Having pursued further training in advertising, Kate now lives in San Francisco and works as an Associate Creative Director and writer at the advertising agency, Goodby, Silverstein & Partners.
WHY DID YOU CHOOSE TO MAJOR IN HISTORY AT PC?
Frankly, I stumbled into it. When I was looking to start my undergraduate schooling, I had all my wagons hitched to the star of journalism. I planned to go to an elite school, get a degree in journalism, and write for the Tribune, and maybe become a John Hughes-type character. However, one fateful meeting with the head of the journalism department changed all that. Even before the economic crisis, print journalism had been declared dead and the department head pronounced that path a dead end. So having been accepted to a few other places, I chose PC because it is so stinking charming and decided to study history, which I genuinely enjoyed. Though I accented it with some art classes and English courses, history was my true love.
WHY HAVE YOU DONE SINCE GRADUATING FROM PC?

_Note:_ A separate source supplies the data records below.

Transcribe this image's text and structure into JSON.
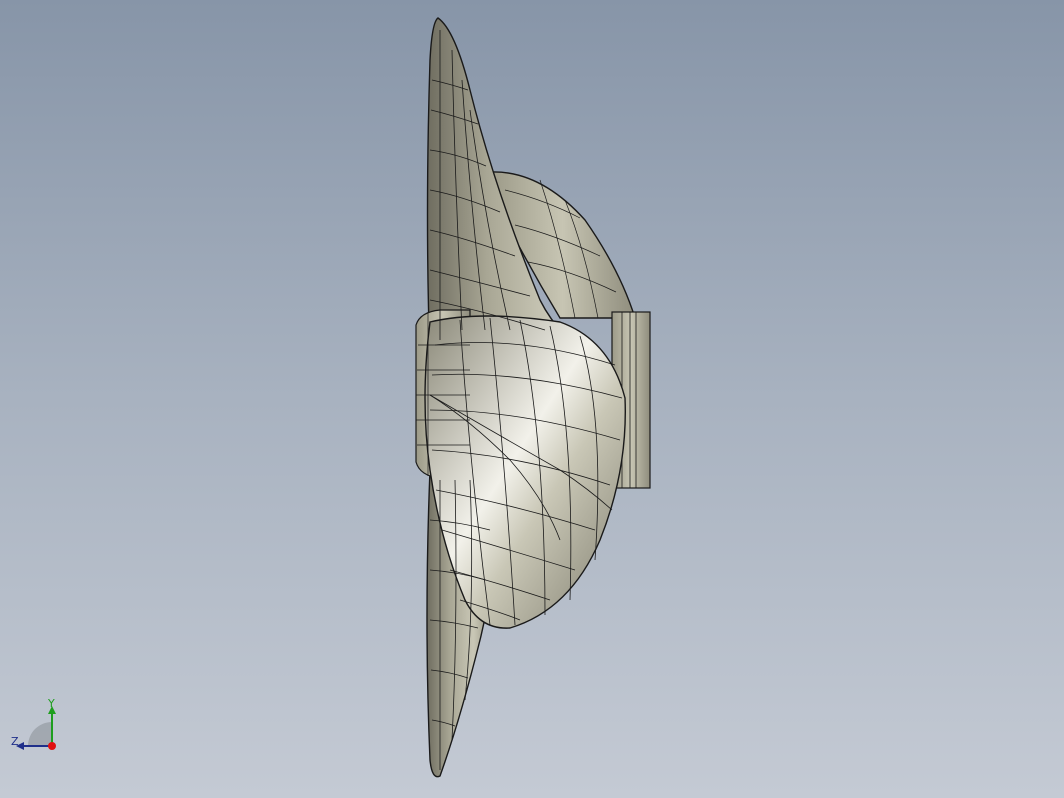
{
  "viewport": {
    "background_top": "#8795a8",
    "background_bottom": "#c4cad4"
  },
  "model": {
    "description_icon": "propeller-model",
    "surface_color": "#b9b6a3",
    "edge_color": "#1a1a1a"
  },
  "triad": {
    "y_label": "Y",
    "z_label": "Z",
    "y_color": "#1e9e1e",
    "z_color": "#1f2f8a",
    "x_color": "#e01010"
  }
}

I did my one year as a good-for-nothing millennial, but then I found advertising. Not intending to sound cultish, but it is where I have always belonged. I went to a portfolio school in Atlanta to prepare myself and create a book that I could take around to ad agencies. Then a recruiter from San Francisco offered me a position at Goodby, Silverstein, & Partners. I advanced from intern to associate director in five years, creating work for clients like Nintendo, Sonic Drive-ins, and Adobe. I’ve also created an anti-bullying campaign that, with the help of Apple and Google, got the first emoji tied to a social cause into every Apple and Android device. Groups like the D&AD, One Club, Art Director’s Club and the Cannes Lions Festival of Creativity have since awarded it. And I was recently named one of the ‘Next Creative Leaders of 2017’ by The One Club and The 3% Conference, the latter of which seeks to identify creative women who are making a difference through their work and changing their industry for the better and making way for more diverse voices.
HOW DID YOUR HISTORY MAJOR PREPARE YOU FOR YOUR CAREER PATH?
So much of advertising relies on the human experience. It takes a lot of effort to make a global corporation seem human in 30 seconds. A lot fail at it. Maybe those people were not history majors, because it was through my study of history that I acquired much of the knowledge of the human experience that I use daily.